Why You Should Care About the VB Debacle

Years ago, when Microsoft first started thinking about their new .Net family of languages, they decided - for their own reasons -  that VB needed a bit of work. Not exactly a nip and tuck, you understand, more a sort of a neck-down transplant. So VB.Net was born : a language almost entirely incompatible with its "predecessor", Visual Basic 6. This aggrieved the VB community more than a little : Microsoft had broken significant bits of the language once before, with VB4, and taken some stick for it - MVPs were invited to Redmond early in VB.Net development and there was, as diplomats say, a full and frank exchange of views. Pithy, anglo-saxon monosyllabic views in some cases. And the VB.Net developers nodded, listened thoughtfully, went away and did just exactly what they were going to do before the meetings anyway.

Let's get one thing straight : the whole VB problem isn't about the quality or otherwise of VB.Net. I'm sure that it, in it's own way, is a fine piece of work. That's completely irrelevant, something which a number of people offering their opinions on the net have failed to grasp. The problem is the sheer volume of difference between VB6 and VB.Net, and the lack of any real portability between the two. Microsoft have, at a stroke and entirely for their own selfish reasons, effectively obsoleted one of the most popular programming languages in the world, and simultaneously orphaned billions of lines of perfectly functional code. That code represents a huge investment, and the only way forward for that code as far as Microsoft is concerned, is a rewrite.

Yeah.That's gonna happen.

But why should you care about VB - you don't use it, right?
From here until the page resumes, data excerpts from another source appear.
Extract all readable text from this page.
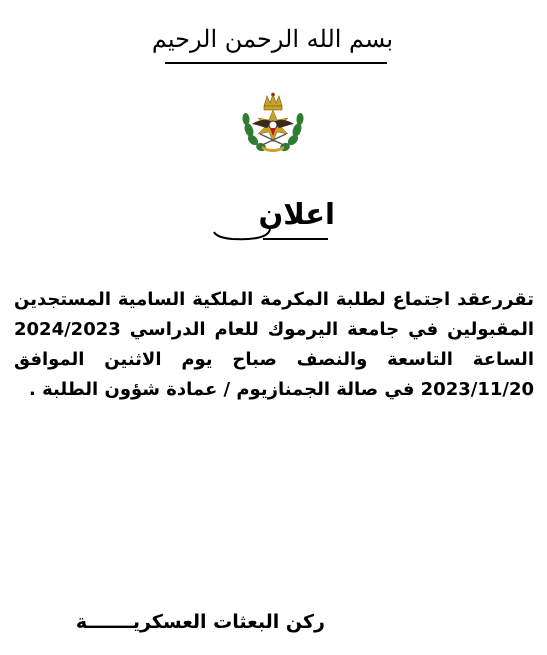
بسم الله الرحمن الرحيم
اعلان

تقررعقد اجتماع لطلبة المكرمة الملكية السامية المستجدين المقبولين في جامعة اليرموك للعام الدراسي 2024/2023 الساعة التاسعة والنصف صباح يوم الاثنين الموافق 2023/11/20 في صالة الجمنازيوم / عمادة شؤون الطلبة .

ركن البعثات العسكريـــــــة
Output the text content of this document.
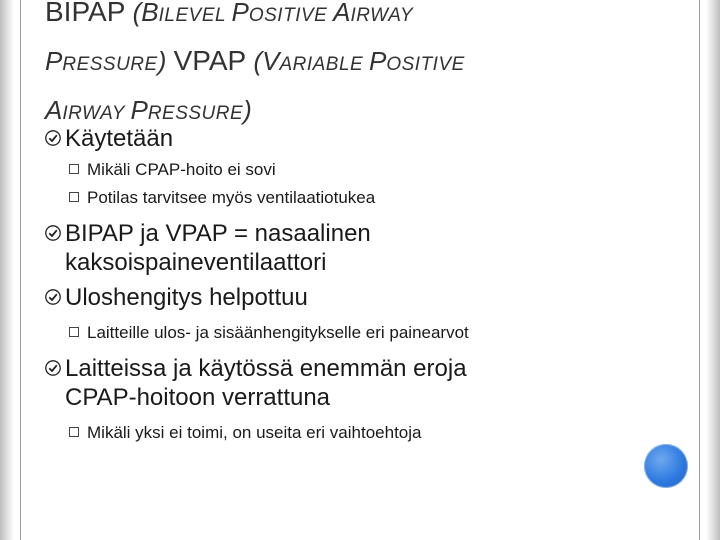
BIPAP (BILEVEL POSITIVE AIRWAY
PRESSURE) VPAP (VARIABLE POSITIVE
AIRWAY PRESSURE)
Käytetään
Mikäli CPAP-hoito ei sovi
Potilas tarvitsee myös ventilaatiotukea
BIPAP ja VPAP = nasaalinen
kaksoispaineventilaattori
Uloshengitys helpottuu
Laitteille ulos- ja sisäänhengitykselle eri painearvot
Laitteissa ja käytössä enemmän eroja
CPAP-hoitoon verrattuna
Mikäli yksi ei toimi, on useita eri vaihtoehtoja
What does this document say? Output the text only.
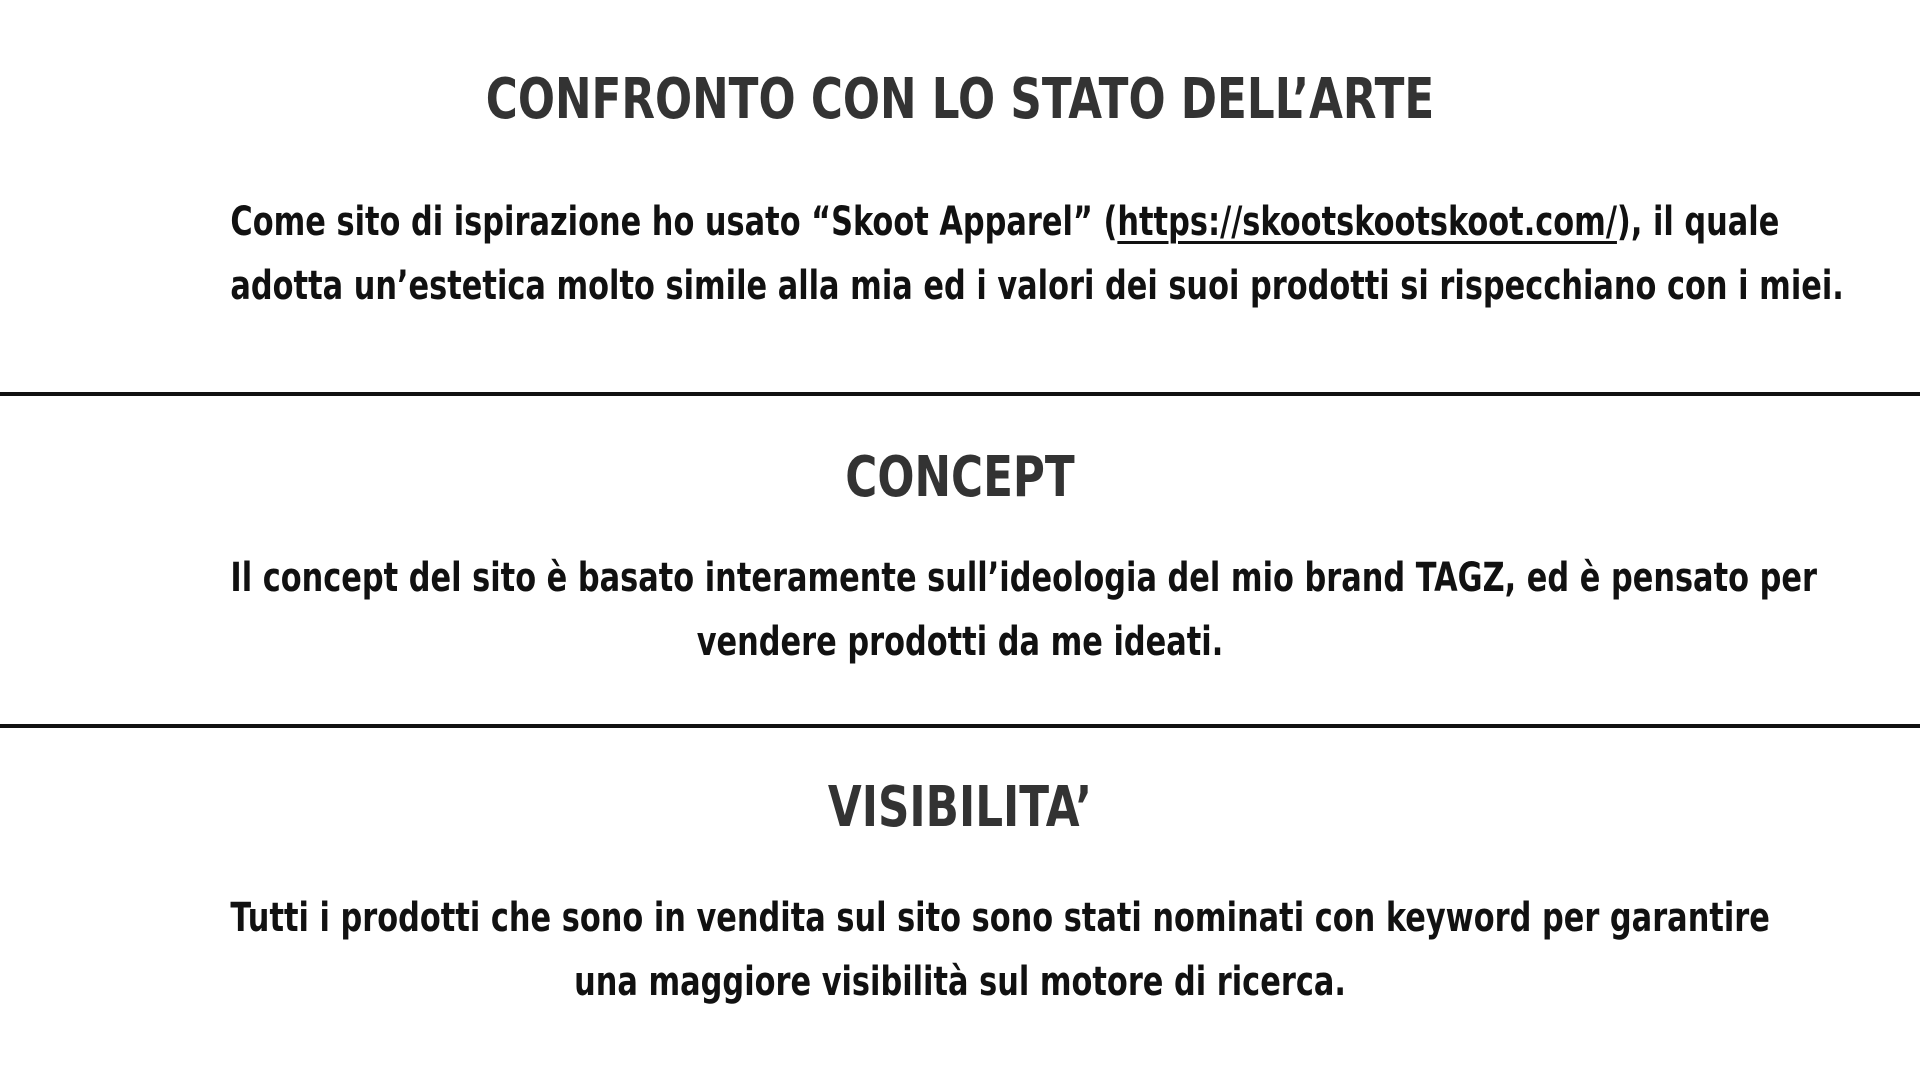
CONFRONTO CON LO STATO DELL’ARTE

Come sito di ispirazione ho usato “Skoot Apparel” (https://skootskootskoot.com/), il quale
adotta un’estetica molto simile alla mia ed i valori dei suoi prodotti si rispecchiano con i miei.

CONCEPT

Il concept del sito è basato interamente sull’ideologia del mio brand TAGZ, ed è pensato per
vendere prodotti da me ideati.

VISIBILITA’

Tutti i prodotti che sono in vendita sul sito sono stati nominati con keyword per garantire
una maggiore visibilità sul motore di ricerca.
Well, the reason you should care about the right royal mess that is the current state of VB, is that it is symptomatic of a much deeper and more serious malaise at the heart of Microsoft itself. It's the "OK to break stuff" attitude which is now pervasive at Redmond. Once upon a time, Microsoft could be relied upon to be pragmatic. It might produce stuff that was less than stellar, but it always worked, it got the job done and it didn't break legacy. That "old" Microsoft understood business computing in a way that other companies just didn't.

But that Microsoft is dead and buried. Now they don't care if they break your code.. and if they're prepared to break billions of lines of code in their most popular language, what makes you think they wouldn't break your code ? They can't touch the language standards that they don't own, but they own the API, and if they were prepared to piss off all those VB programmers, what makes you think they wouldn't break your code in any way they feel fit, if it suits their strategy?